Setelah sebelumnya Presiden Jokowi menolak mengeluarkan Perppu KPK yg telah direvisi, meskipun didemo mahasiswa dan ramai dihujat di TV dan kini Presiden Jokowi tetap mempertahankan Ahok dan Ahok telah resmi menjadi Komisaris Utama Pertamina, meskipun ada penolakan dari serikat kerja dan ramai pendapat di TV yg menghina, yg melecehkan, tetapi Presiden Jokowi tetap sedikitpun tidak berubah dgn pendiriannya , kenapa ?
Pada 9/5/2019 Presiden Jokowi menyatakan bahwa : " Lima tahun kedepan, mohon maaf, saya sudah enggak ada beban. Saya sudah enggak nyalon lagi. Jadi apapun yg terbaik untuk negara akan saya lakukan ".
Itulah jawabannya.

Dan tugas terberat Ahok adakah memberantas para mafia Pertamina, mari kita dukung Presiden Jokowi dan Ahok , dua sahabat hebat ini.

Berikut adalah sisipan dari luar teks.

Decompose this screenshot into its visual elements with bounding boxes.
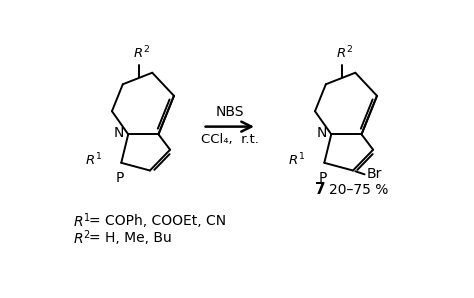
Text: 20–75 %: 20–75 % [329,183,388,197]
Text: Br: Br [367,167,383,181]
Text: N: N [113,126,124,140]
Text: 7: 7 [315,182,326,197]
Text: $R^2$: $R^2$ [73,228,91,247]
Text: $R^1$: $R^1$ [85,152,102,169]
Text: $R^1$: $R^1$ [288,152,305,169]
Text: $R^2$: $R^2$ [336,45,353,62]
Text: P: P [116,170,124,184]
Text: $R^2$: $R^2$ [133,45,150,62]
Text: N: N [316,126,327,140]
Text: CCl₄,  r.t.: CCl₄, r.t. [201,133,259,146]
Text: $R^1$: $R^1$ [73,211,91,230]
Text: = H, Me, Bu: = H, Me, Bu [89,230,172,244]
Text: P: P [319,170,327,184]
Text: NBS: NBS [216,105,244,119]
Text: = COPh, COOEt, CN: = COPh, COOEt, CN [89,214,226,228]
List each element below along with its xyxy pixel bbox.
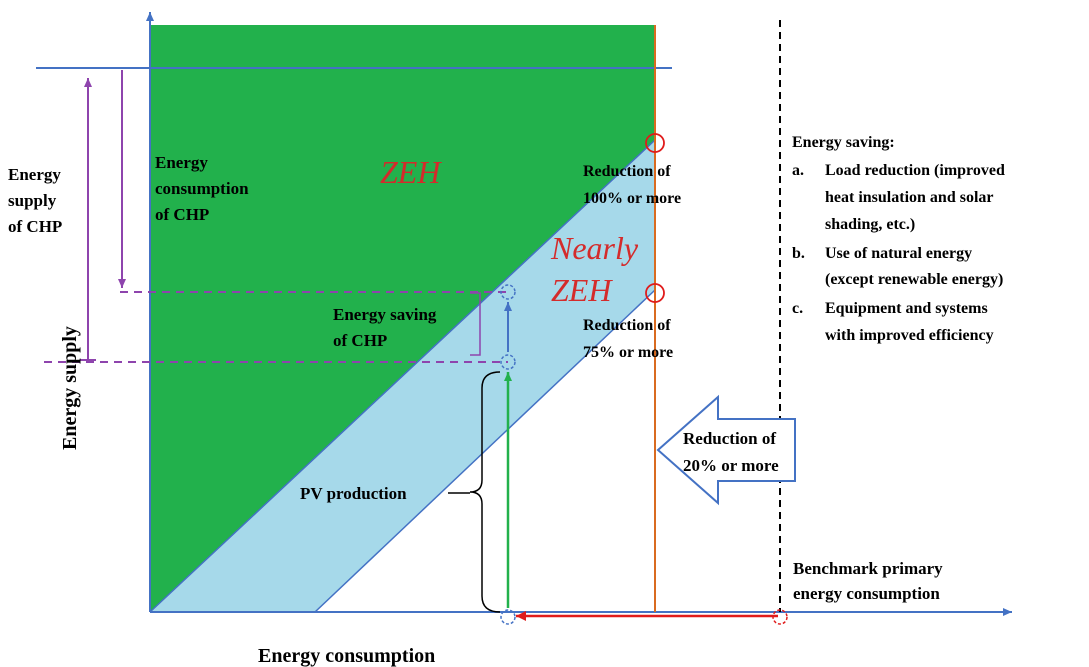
chp-supply-point <box>500 354 516 370</box>
reduction-20-label-1: Reduction of <box>683 429 776 448</box>
zeh-boundary-line <box>149 139 656 613</box>
chp-supply-label-2: supply <box>8 191 57 210</box>
chp-supply-label-1: Energy <box>8 165 61 184</box>
chp-consumption-label-3: of CHP <box>155 205 209 224</box>
legend-item-a-line3: shading, etc.) <box>825 216 915 233</box>
benchmark-label-2: energy consumption <box>793 584 940 603</box>
zeh-region <box>150 25 655 612</box>
legend-item-c-marker: c. <box>792 300 803 317</box>
legend-item-a-marker: a. <box>792 162 804 179</box>
reduction-20-arrow-shape <box>656 394 796 506</box>
legend-item-c-line1: Equipment and systems <box>825 300 988 317</box>
chp-saving-label-2: of CHP <box>333 331 387 350</box>
nearly-zeh-label-line2: ZEH <box>551 272 613 308</box>
legend-title: Energy saving: <box>792 134 895 151</box>
chp-consumption-label-2: consumption <box>155 179 249 198</box>
pv-production-label: PV production <box>300 484 407 503</box>
benchmark-point <box>772 609 788 625</box>
legend-item-b-line1: Use of natural energy <box>825 245 972 262</box>
reduction-20-label-2: 20% or more <box>683 456 779 475</box>
reduction-100-marker <box>645 133 665 153</box>
zeh-label: ZEH <box>380 154 442 190</box>
y-axis-label: Energy supply <box>59 326 81 450</box>
reduction-75-label-2: 75% or more <box>583 344 673 361</box>
chp-saving-label-1: Energy saving <box>333 305 437 324</box>
chp-supply-label-3: of CHP <box>8 217 62 236</box>
chp-consumption-point <box>500 284 516 300</box>
reduction-100-label-2: 100% or more <box>583 190 681 207</box>
origin-pv-point <box>500 609 516 625</box>
nearly-zeh-boundary-line <box>314 289 656 613</box>
legend-item-b-marker: b. <box>792 245 805 262</box>
legend-item-b-line2: (except renewable energy) <box>825 271 1003 288</box>
legend-item-a-line2: heat insulation and solar <box>825 189 993 206</box>
reduction-75-marker <box>645 283 665 303</box>
chp-consumption-label-1: Energy <box>155 153 208 172</box>
x-axis-label: Energy consumption <box>258 645 435 667</box>
legend-item-a-line1: Load reduction (improved <box>825 162 1005 179</box>
energy-saving-bracket <box>470 292 481 356</box>
pv-production-brace <box>469 371 501 613</box>
nearly-zeh-label-line1: Nearly <box>550 230 639 266</box>
benchmark-label-1: Benchmark primary <box>793 559 943 578</box>
reduction-100-label-1: Reduction of <box>583 163 671 180</box>
legend-item-c-line2: with improved efficiency <box>825 327 994 344</box>
reduction-75-label-1: Reduction of <box>583 317 671 334</box>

Setelah kemarin Menteri BUMN Eric Thohir menyatakan bahwa Ahok sudah resmi menjadi Komisaris Utama Pertamina, maka ramai kembalilah hujatan kpd Presiden Jokowi dan Ahok, salah satu hujatan tsb dtg dari DPP Gerinda IS yg menyatakan : " Tak habis pikir dgn langkah Presiden Jokowi lewat Eric T yg nekad menjadikan Ahok sbg komisaris utama di Pertamina, tak habis pikir beberapa hari ini publik kuat menolak Ahok masuk pertamina "

Peryataan2 yg sinis, memprovokasi, mengadu domba, memecah belah yg seperti ini banyak adanya, mereka mengatasnamakan rakyat padahal rakyat sendiri banyak yg senang Ahok jadi Komisaris utama dipertamina.
Partai Gerinda ini, termasuk Pekaes dan yg lainnya pura2 lupa bahwa M Taufik itu yg mantan napi koruptor itu, pernah dihukum 18 bulan penjara karena terbukti korupsi pengadaan Pemilu 2004 saat menjabat ketua komisi pemilihan umum DKI JKT 2003-2008, divonis pd 27 April 2004 dinyatakan bersalah merugikan negara sebesar 488 juta dan dihukum selama 18 bulan penjara.

Setelah keluar penjara gabung dgn Gerinda jadi caleg dan berhasil terpilih, kemudian dia menjadi wakil ketua DPRD JKT dan kemudian pd Pemilu 2019 dia menjadi caleg lagi dan terpilih lagi, kemudian ditunjuk partainya lagi untuk menjadi wakil ketua DPRD lagi.

Apakah ada yg demo/ramai memprotes ? malah oleh Gerinda dia dibela habis2an , itulah politik munafik.
Tommy S mantan napi otak pembunuhan Hakim Agung yg dihukum 15 th penjara itu, mendirikan Partai, menjadi Caleg ( meskipun gagal ), adakah yg demo/ramai memprotes, malah mereka bela, malah mereka rangkul , itulah politik munafik, politik bejadnya moral.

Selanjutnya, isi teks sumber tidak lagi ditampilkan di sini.